Rien que dans les écoles, bâtiments publics, logements sociaux, centres sportifs et maisons de repos, les besoins d’investissements destinés à économiser l’énergie sont énormes en Belgique

Joost Declerck
promotor B2G chez Belfius

REnnovates: rénover pour réduire la facture énérgetique

En l’espace de deux semaines à peine, le projet européen REnnovates équipe de vieilles maisons d’une nouvelle isolation, d’une toiture avec panneaux solaires et d’une pompe à chaleur. Elles deviennent ainsi des habitations zéro énergie pour quarante ans. En tant que partenaire, Belfius étudie le potentiel pour notre pays.

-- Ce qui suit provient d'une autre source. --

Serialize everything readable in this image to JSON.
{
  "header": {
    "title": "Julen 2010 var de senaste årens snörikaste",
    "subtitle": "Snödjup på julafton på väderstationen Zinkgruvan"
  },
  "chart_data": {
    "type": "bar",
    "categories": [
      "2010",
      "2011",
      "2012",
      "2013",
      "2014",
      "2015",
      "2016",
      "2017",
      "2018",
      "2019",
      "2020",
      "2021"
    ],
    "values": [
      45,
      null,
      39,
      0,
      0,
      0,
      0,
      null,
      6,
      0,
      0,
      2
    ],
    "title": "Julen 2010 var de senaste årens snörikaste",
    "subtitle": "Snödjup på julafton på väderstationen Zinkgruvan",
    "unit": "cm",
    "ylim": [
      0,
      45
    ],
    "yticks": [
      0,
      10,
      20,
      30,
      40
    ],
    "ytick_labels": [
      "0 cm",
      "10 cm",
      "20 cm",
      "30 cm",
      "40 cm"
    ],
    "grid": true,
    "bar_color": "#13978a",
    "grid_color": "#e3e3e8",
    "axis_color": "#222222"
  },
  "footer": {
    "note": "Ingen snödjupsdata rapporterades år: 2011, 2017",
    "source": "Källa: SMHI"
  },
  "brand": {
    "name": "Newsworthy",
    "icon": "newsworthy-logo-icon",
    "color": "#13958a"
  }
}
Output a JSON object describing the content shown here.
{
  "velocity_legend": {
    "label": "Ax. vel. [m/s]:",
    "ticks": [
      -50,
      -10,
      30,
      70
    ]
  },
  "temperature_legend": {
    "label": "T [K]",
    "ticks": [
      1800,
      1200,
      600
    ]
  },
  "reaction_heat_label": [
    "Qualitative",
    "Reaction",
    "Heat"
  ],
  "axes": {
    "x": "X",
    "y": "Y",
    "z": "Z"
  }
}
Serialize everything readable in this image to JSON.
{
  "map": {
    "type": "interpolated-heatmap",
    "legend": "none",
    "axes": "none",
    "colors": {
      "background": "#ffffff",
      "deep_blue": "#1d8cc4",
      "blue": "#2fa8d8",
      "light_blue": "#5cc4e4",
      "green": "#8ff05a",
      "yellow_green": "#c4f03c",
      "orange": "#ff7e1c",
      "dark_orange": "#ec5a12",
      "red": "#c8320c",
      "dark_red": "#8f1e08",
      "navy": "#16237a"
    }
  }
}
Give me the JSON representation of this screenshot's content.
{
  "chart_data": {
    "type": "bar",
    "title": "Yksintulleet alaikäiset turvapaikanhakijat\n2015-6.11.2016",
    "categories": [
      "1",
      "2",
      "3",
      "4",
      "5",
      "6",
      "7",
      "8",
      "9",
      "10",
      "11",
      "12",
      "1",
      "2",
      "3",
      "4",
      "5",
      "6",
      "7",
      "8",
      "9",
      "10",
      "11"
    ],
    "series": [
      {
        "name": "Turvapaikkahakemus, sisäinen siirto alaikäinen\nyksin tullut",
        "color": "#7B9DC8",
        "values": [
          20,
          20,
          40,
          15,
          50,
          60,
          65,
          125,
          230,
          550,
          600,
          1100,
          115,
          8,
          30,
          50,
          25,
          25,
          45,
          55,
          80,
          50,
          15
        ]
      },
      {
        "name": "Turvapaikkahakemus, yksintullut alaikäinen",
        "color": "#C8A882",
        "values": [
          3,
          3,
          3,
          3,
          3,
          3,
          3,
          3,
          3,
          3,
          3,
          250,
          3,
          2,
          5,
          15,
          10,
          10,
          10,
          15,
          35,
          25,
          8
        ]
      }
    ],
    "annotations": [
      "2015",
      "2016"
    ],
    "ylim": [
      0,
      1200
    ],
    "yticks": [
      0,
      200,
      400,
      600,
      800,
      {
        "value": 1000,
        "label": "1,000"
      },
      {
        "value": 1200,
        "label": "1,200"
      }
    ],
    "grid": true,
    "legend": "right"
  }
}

REnnovates est un projet européen subsidié pour trois ans qui s’inscrit dans le programme d’innovation Horizon 2020. Il trouve son origine dans Stroomversnelling (Accélération), un projet néerlandais, comme nous l’explique Joost Declerck, promotor B2G (Business to Government) chez Belfius.

«Aux Pays-Bas, le groupe d’entrepreneurs BAM a mis au point une technique de rénovation unique pour les habitations à loyer social. Résultat: d’anciennes maisons sont transformées en logements efficaces d’un point de vue énergétique en deux semaines à peine. Elles sont dotées d’une enveloppe extérieure isolante, d’une nouvelle toiture avec panneaux solaires et d’une pompe à chaleur. Une telle rénovation coûte moins cher qu’une démolition suivie d’une nouvelle construction. Qui plus est, elle permet aux résidents de rester chez eux. Les maisons ainsi rénovées sont parées pour quarante ans et se transforment en habitations zéro énergie: elles produisent autant d’énergie qu’elles en consomment chaque année.»

Utiliser intelligemment l’excédent d’énergie

REnnovates souhaite à présent s’étendre à l’échelle européenne, dans notre pays et dans d’autres zones climatiques. Et ce, non seulement pour les logements sociaux, mais aussi pour des habitations privées, des immeubles à appartements, des bureaux, des entreprises et des bâtiments publics de villes et communes. Des solutions sont à l’étude pour exploiter la surproduction d’électricité que génèrent les bâtiments rénovés pendant les périodes ensoleillées.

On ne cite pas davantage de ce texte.